There’s still a lot of room for improvement in the serverless observability department. Still, there are solutions that can help gain insight into how functions perform, finding and alerting about any bugs and runtime errors, and analyzing how much they cost to operate. Some examples include cloud-native services like AWS Cloudwatch and AWS X-Ray, or other tools like Datadog, Lightrun, and Dashbird.io.

Cloud vendor lock-in

Depending on the complexity of the system, there may or may not be a way to use cloud services in a truly vendor-agnostic way. Implementation under a vendor ecosystem can easily become a trap, preventing you from switching to another cloud provider.

Some important factors to consider are:

Language support: Choose your runtime wisely. For example: C# is not supported in GCP, but it is on AWS; Go is not supported in Azure, but Javascript/NodeJS and Python are supported across the board.
Architecture Pattern: Good architecture makes it easier to migrate functions simply by adding a level of abstraction, ideally leaving function code unchanged. This requires only plugging in new adapters and changing configuration, so porting to a new vendor is not as costly.
Identity and Access Management: When a system requires a complex scheme of permissions and policies, this could add a fair amount of work when migrating to another cloud vendor. It may not only be the code that needs to be ported.

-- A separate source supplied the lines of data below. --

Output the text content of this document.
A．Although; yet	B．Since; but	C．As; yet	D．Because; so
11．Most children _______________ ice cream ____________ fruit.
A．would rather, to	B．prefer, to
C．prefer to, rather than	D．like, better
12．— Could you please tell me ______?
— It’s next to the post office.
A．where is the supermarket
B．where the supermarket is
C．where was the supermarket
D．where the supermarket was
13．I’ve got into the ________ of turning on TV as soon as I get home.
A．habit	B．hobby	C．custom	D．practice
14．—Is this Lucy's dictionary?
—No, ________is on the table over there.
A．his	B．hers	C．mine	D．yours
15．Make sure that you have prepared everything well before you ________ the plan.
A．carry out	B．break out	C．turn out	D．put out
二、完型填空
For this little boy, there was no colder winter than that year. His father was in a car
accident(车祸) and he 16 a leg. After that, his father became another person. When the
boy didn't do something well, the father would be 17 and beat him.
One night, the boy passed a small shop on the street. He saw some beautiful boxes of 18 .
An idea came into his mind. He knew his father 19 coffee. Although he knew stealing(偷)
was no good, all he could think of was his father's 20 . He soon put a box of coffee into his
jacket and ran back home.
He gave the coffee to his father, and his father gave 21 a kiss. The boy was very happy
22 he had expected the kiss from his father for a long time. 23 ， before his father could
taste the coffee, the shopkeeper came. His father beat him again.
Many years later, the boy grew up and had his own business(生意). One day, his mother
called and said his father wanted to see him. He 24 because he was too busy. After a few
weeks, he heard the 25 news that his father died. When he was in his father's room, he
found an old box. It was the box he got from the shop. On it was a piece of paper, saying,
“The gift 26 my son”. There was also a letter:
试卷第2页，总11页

A good approach is to prevent vendor lock-in at the architecture level. But when designing a system to use cloud services, it’s inevitable to have code be coupled in some way.

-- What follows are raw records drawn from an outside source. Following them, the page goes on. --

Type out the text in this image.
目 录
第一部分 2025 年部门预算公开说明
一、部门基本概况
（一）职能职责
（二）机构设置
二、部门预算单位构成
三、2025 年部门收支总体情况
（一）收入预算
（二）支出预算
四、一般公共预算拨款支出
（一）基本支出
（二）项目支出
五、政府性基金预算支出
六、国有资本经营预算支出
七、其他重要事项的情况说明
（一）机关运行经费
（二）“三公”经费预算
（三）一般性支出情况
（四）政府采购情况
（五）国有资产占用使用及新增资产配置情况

Most of the code should still be developed and tested as usual, with unit tests and any other tools we normally use. The “coupled serverless” part should be just the interface to our logic, and therefore, can only be tested when its integration with user requests or other triggers changes. The idea here is to concentrate on keeping costs low when switching to a different cloud vendor when needed.

We can also use tools like the Serverless Framework (serverless.com), which can help abstract the deployment of code and infrastructure provisioning.

Wait, what about containerization?

Both serverless and containers have been around for quite some time now, helping teams move away from traditional bare-metal operations or on-premises infrastructure. They are not mutually exclusive and can co-exist, and both have their place as architecture components of a system.

An advantage of serverless functions is that they can scale up or down out-of-the-box. For containers, in turn, you need Kubernetes or other tools to orchestrate based on different criteria.

A key benefit of containers is that vendor lock-in is less of a concern. They can usually be deployed neutrally under any cloud vendor with minimum friction. Containers can also come in handy when running applications written in languages that are not available in the current serverless services offering.

Containers can be easily run in most environments, even the developer’s computer. Serverless functions, in turn, are hard to run locally while developing, though some tools to emulate the cloud environment do exist.

As a rule of thumb, serverless functions are often best for short-lived cloud-native processes. Containers, on the other hand, work best for long-running processes, multiple services that are too tightly coupled to split, or stateful applications with multiple responsibilities or that need to run processing jobs 24/7.

Conclusion

So, serverless… Is it worth it? Absolutely! It has shown that it is a great operational or execution model and it is here to stay. Gone are the days of keeping servers up-to-date, applying security patches, or worrying about how the server will scale under a heavy load.

Keep in mind, though, that these benefits come at a price. There’s a learning curve to go through to use serverless effectively, and the implementation details will depend on the problem we are trying to solve.

Teams must grow by learning from past mistakes and from other teams’ experiences, embrace the challenges of cultivating an async event-driven microservices architecture, and then harvest the benefits of an affordable, flexible, and almost invisible infrastructure that serverless is.